Gli studiosi notano che l'interpretazione delle “feste” come trionfo di Cristo aveva per il Veronese un altro significato importante. A Venezia la venerazione di Cristo, come il culto di Maria e di San Marco, era associata anche a miti e tradizioni politiche. Il trasferimento del corpo di San Marco nel IX secolo nella città appena emersa e la dichiarazione dell'apostolo come santo patrono di questa città equipararono Venezia ad un'altra città apostolica: Roma. Molte date memorabili a Venezia furono associate al culto di Maria: dalla sua fondazione nel giorno dell'Annunciazione alla presentazione da parte di Papa Alessandro III del Doge veneziano di un anello di fidanzamento al mare il giorno dell'Ascensione di Maria. Questa cerimonia è stata arredata con sfarzo e splendore senza precedenti. Il Doge, il sovrano supremo della Repubblica di Venezia, eletto a vita e dotato della dignità di principe sovrano, usciva a bordo di una lussuosa galea ornata d'oro e d'argento, con alberi viola, per gettare un anello d'oro in mare. Gesù Cristo era considerato il patrono del potere statale nella persona del Doge come rappresentante e simbolo della Seremssima - la più limpida Repubblica di San Marco.

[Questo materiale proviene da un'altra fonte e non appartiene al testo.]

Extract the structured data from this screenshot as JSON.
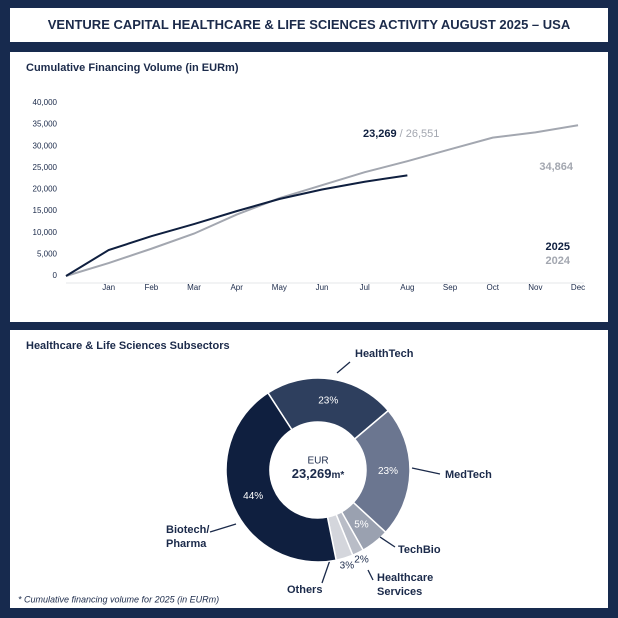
{
  "title": "VENTURE CAPITAL HEALTHCARE & LIFE SCIENCES ACTIVITY AUGUST 2025 – USA",
  "footnote": "* Cumulative financing volume for 2025 (in EURm)",
  "chart_data": [
    {
      "type": "line",
      "title": "Cumulative Financing Volume (in EURm)",
      "categories": [
        null,
        "Jan",
        "Feb",
        "Mar",
        "Apr",
        "May",
        "Jun",
        "Jul",
        "Aug",
        "Sep",
        "Oct",
        "Nov",
        "Dec"
      ],
      "series": [
        {
          "name": "2025",
          "color": "#0f1f3f",
          "values": [
            0,
            6000,
            9200,
            12000,
            15000,
            17800,
            20000,
            21800,
            23269,
            null,
            null,
            null,
            null
          ]
        },
        {
          "name": "2024",
          "color": "#a3a7b0",
          "values": [
            0,
            3000,
            6300,
            9800,
            14200,
            18000,
            21000,
            24000,
            26551,
            29300,
            32000,
            33200,
            34864
          ]
        }
      ],
      "ylim": [
        0,
        40000
      ],
      "yticks": [
        0,
        {
          "value": 5000,
          "label": "5,000"
        },
        {
          "value": 10000,
          "label": "10,000"
        },
        {
          "value": 15000,
          "label": "15,000"
        },
        {
          "value": 20000,
          "label": "20,000"
        },
        {
          "value": 25000,
          "label": "25,000"
        },
        {
          "value": 30000,
          "label": "30,000"
        },
        {
          "value": 35000,
          "label": "35,000"
        },
        {
          "value": 40000,
          "label": "40,000"
        }
      ],
      "annotation": [
        "23,269",
        "/ 26,551"
      ],
      "end_label": "34,864"
    },
    {
      "type": "pie",
      "title": "Healthcare & Life Sciences Subsectors",
      "categories": [
        "HealthTech",
        "MedTech",
        "TechBio",
        "Healthcare\nServices",
        "Others",
        "Biotech/\nPharma"
      ],
      "values": [
        23,
        23,
        5,
        2,
        3,
        44
      ],
      "value_labels": [
        "23%",
        "23%",
        "5%",
        "2%",
        "3%",
        "44%"
      ],
      "colors": [
        "#2e3f5e",
        "#6b7690",
        "#9aa1b0",
        "#b9bdc7",
        "#d4d6dc",
        "#0f1f3f"
      ],
      "center_label": "EUR",
      "center_value": "23,269",
      "center_unit": "m*"
    }
  ]
}
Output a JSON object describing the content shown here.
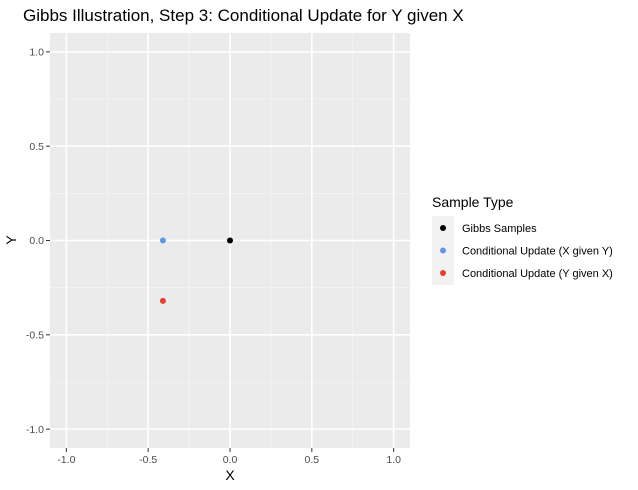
{
  "chart_data": {
    "type": "scatter",
    "title": "Gibbs Illustration, Step 3: Conditional Update for Y given X",
    "xlabel": "X",
    "ylabel": "Y",
    "xlim": [
      -1.1,
      1.1
    ],
    "ylim": [
      -1.1,
      1.1
    ],
    "x_ticks": [
      -1.0,
      -0.5,
      0.0,
      0.5,
      1.0
    ],
    "y_ticks": [
      -1.0,
      -0.5,
      0.0,
      0.5,
      1.0
    ],
    "x_tick_labels": [
      "-1.0",
      "-0.5",
      "0.0",
      "0.5",
      "1.0"
    ],
    "y_tick_labels": [
      "-1.0",
      "-0.5",
      "0.0",
      "0.5",
      "1.0"
    ],
    "grid": true,
    "legend": {
      "title": "Sample Type",
      "position": "right"
    },
    "series": [
      {
        "name": "Gibbs Samples",
        "color": "#000000",
        "points": [
          {
            "x": 0.0,
            "y": 0.0
          }
        ]
      },
      {
        "name": "Conditional Update (X given Y)",
        "color": "#6495ED",
        "points": [
          {
            "x": -0.41,
            "y": 0.0
          }
        ]
      },
      {
        "name": "Conditional Update (Y given X)",
        "color": "#E8412C",
        "points": [
          {
            "x": -0.41,
            "y": -0.32
          }
        ]
      }
    ]
  }
}
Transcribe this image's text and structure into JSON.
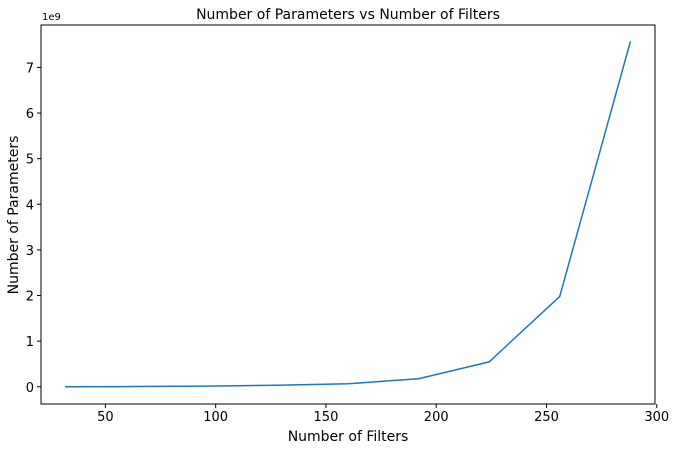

È noto che in alcune celebrazioni pubbliche (in particolare nel rito pasquale), il Doge sembrava incarnare Cristo e parlare in suo nome.

Così, le “feste” di Veronese nascondono un intero mondo di idee, tradizioni, idee e leggende, maestose e significative.

E i membri del tribunale dell'Inquisizione “sabato 18 luglio 1573, decisero che Paolo Veronese correggesse nel miglior modo possibile la sua immagine, eliminando da essa giullari, armi, nani, un servo con il naso rotto - tutto ciò che non è secondo la vera pietà». Ma quando Veronese, barcollante, lasciò l'udienza della tribuna, sapeva già che in nessun caso avrebbe accettato di soddisfare queste richieste... E migliorò il quadro in modo molto originale: cambiò il titolo, e “L'Ultimo” Cena” si trasformò in “Il banchetto in casa di Levi””

Convito in casa Levi (1573), Galleria dell'Accademia, Venezia

Il 20 aprile 1573 Paolo Veronese presentò ai monaci del monastero dei Santi Giovanni e Paolo a Venezia il dipinto “L'Ultima Cena”. E il 18 luglio dello stesso anno comparve davanti al tribunale della Santa Inquisizione, che lo accusò di aver distorto il racconto del Vangelo. La figura di un giullare con un pappagallo (simbolo di lussuria) sembrava particolarmente inappropriata agli inquisitori. Invano l'artista ha affermato di considerarsi autorizzato a riempire lo spazio libero con quei dettagli che gli sembravano più interessanti dal punto di vista pittorico. Il tribunale ha deciso di correggere il quadro entro tre mesi. E Veronese corresse... il titolo "L'Ultima Cena" in "Il convito in casa di Levi". Un episodio di questa festa si trova nel Vangelo di Luca: «E Levi gli fece un grande banchetto in casa; e c'erano molti pubblicani e altri che sedevano con loro. E gli scribi e i farisei mormoravano e dicevano ai suoi discepoli: Perché mangiate e bevete con i pubblicani e i peccatori? Gesù rispose loro: «Non sono i sani che hanno bisogno del medico, ma i malati». La facilità con cui Veronese cambiò il nome della tela indica che per lui il soggetto non era così importante quanto il “contenuto pittoresco del quadro”.